Я пустился бежать через весь город, чтобы поскорее явиться перед прекрасной дамой в беседке, где она вчера вечером пела. Улицы стали оживленнее, кавалеры и дамы в пестрых нарядах прогуливались по солнечной стороне, раскланивались и кивали друг другу, по улицам катились великолепные кареты, а со всех колоколен гудел праздничный звон, радостно и чудесно разносясь над толпой в ясном воздухе. Я словно охмелел от счастья, а также от городской суетни; я бежал куда глаза глядят, совсем не помня себя, и под конец уже не знал, где нахожусь. Все было точно заколдовано, и мне казалось, будто тихая площадь с фонтаном, и сад, и дом были только сновидением и что при дневном свете они исчезли с лица земли.
Спросить я никого не мог, ибо не звал, как называется площадь. Кроме того, становилось очень жарко, солнечные лучи отвесно падали на мостовую, как палящие стрелы, люди попрятались по домам, повсюду опустились деревянные ставни, и улицы сразу точно вымерли. Тогда я в полном отчаянии лег на крыльце большого богатого дома с балконом и колоннами, отбрасывающими широкую тень; я глядел то на вымерший безлюдный город, который теперь в знойный полуденный час показался мне довольно страшным, то на темно-лазурное небо без единого облачка и наконец от усталости даже задремал. И приснилось мне, будто я в своем родном селе лежу на укромной зеленой лужайке, идет теплый летний дождь, сверкая на солнце, которое вот-вот скроется за горами, капли падают на траву, и то уже не капли, а чудные пестрые цветы, и я весь осыпан ими.
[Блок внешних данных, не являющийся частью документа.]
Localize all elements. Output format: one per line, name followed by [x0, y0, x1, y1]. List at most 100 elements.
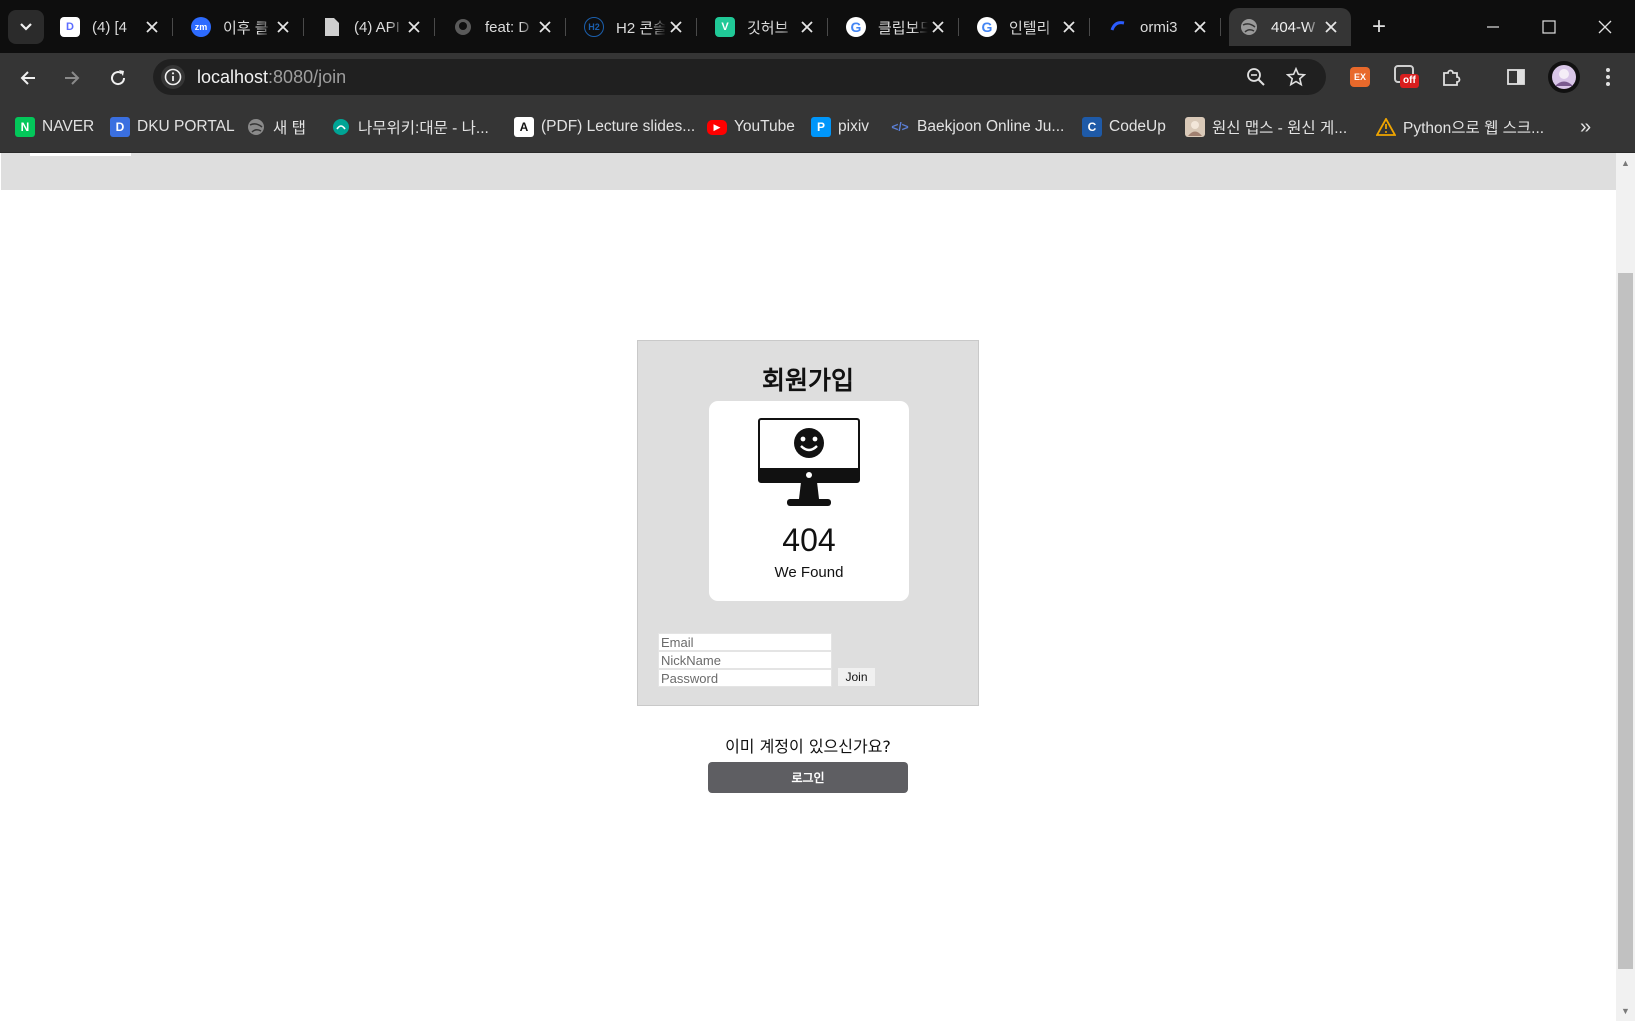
close-icon — [1063, 21, 1075, 33]
tab[interactable]: 404-W — [1229, 8, 1351, 46]
naver-icon: N — [15, 117, 35, 137]
bookmark-item[interactable]: Ppixiv — [811, 115, 869, 139]
forward-button[interactable] — [55, 61, 89, 95]
tab-separator — [827, 18, 828, 36]
error-code: 404 — [782, 522, 836, 558]
tab[interactable]: V 깃허브 — [705, 8, 828, 46]
tab[interactable]: D (4) [4 — [50, 8, 173, 46]
close-tab-button[interactable] — [1321, 17, 1341, 37]
bookmark-label: 원신 맵스 - 원신 게... — [1212, 120, 1348, 137]
bookmark-label: pixiv — [838, 118, 870, 135]
globe-icon — [1239, 17, 1259, 37]
close-tab-button[interactable] — [535, 17, 555, 37]
more-bookmarks-button[interactable]: » — [1580, 115, 1591, 139]
tab-separator — [696, 18, 697, 36]
close-tab-button[interactable] — [928, 17, 948, 37]
close-window-button[interactable] — [1577, 0, 1633, 53]
bookmark-item[interactable]: Python으로 웹 스크... — [1376, 115, 1544, 139]
new-tab-button[interactable]: + — [1364, 12, 1394, 42]
reload-button[interactable] — [101, 61, 135, 95]
bookmark-item[interactable]: C CodeUp — [1082, 115, 1166, 139]
maximize-button[interactable] — [1521, 0, 1577, 53]
tab[interactable]: (4) API — [312, 8, 435, 46]
warning-icon — [1376, 117, 1396, 137]
close-tab-button[interactable] — [1190, 17, 1210, 37]
have-account-text: 이미 계정이 있으신가요? — [725, 737, 891, 756]
page-title: 회원가입 — [761, 366, 854, 395]
extensions-puzzle-icon[interactable] — [1437, 63, 1465, 91]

Но каково было мое удивление, когда, проснувшись, я увидел, что в самом деле во!фуг меня и на моей груди лежит множество прекрасных, свежих цветов. Я вскочил, но не приметил ничего особенного; только в доме наверху, прямо надо мной было распахнуто окно, а на окне стояли благоухающие растения и цветы, а за ними не переставая болтал и кричал попугай. Я собрал разбросанные цветы, связал их и засунул букет в петлицу. Потом я завел небольшую беседу с попугаем: мне нравилось, как он прыгает взад и вперед по своей золоченой клетке, проделывая всевозможные штуки и неуклюже приседая и топчась на одной лапе. Но не успел я опомниться, как он обозвал меня "furfante" /мошенник (итал.)./. Хоть то и была неразумная птица, все же мне стало очень обидно. Я его обругал в свою очередь, оба мы разгорячились, чем больше я бранился по-немецки, тем шибче он лопотал по-итальянски, злясь на меня.
Вдруг я услыхал, как позади меня кто-то хохочет. Я живо обернулся. То был мой сегодняшний художник. "Что ты опять дурака строишь? -- проговорил он. -- Я жду тебя добрых полчаса. Сейчас стало прохладнее, мы отправимся за город, в сад, там ты найдешь еще земляков и, быть может, узнаешь поболее о немецкой графине!"
Я несказанно обрадовался, и мы тотчас пустились в путь, а попутай еще долго продолжал выкрикивать мне вслед бранные слова.
Выйдя за город, мы сначала долгое время подымались по узким каменистым тропинкам между виллами и виноградниками, пока не пришли наконец в большой сад, расположенный на холме; там, под зеленой сенью, за круглым столом, сидело несколько молодых людей и девиц. Как только мы вошли, нам подали знак, чтобы мы не шумели, указав при этом на другой угол сада, где в просторной, густо заросшей беседке, за столом, друг против друга сидели две прекрасные дамы. Одна из них пела, а другая сопровождала ее пение игрой на гитаре. Между ними у стола стоял человек с приветливым лицом; он иногда отбивал такт маленькой палочкой. Заходящее солнце поблескивало сквозь виноградные листья, бросая отсвет то на вина и фрукты, которыми был уставлен стол, то на полные, ослепительно-белые плечи дамы, игравшей на гитаре. Другая, словно исступленная, пела по-итальянски весьма искусно, и при этом жилы у нее на шее так и вздувались.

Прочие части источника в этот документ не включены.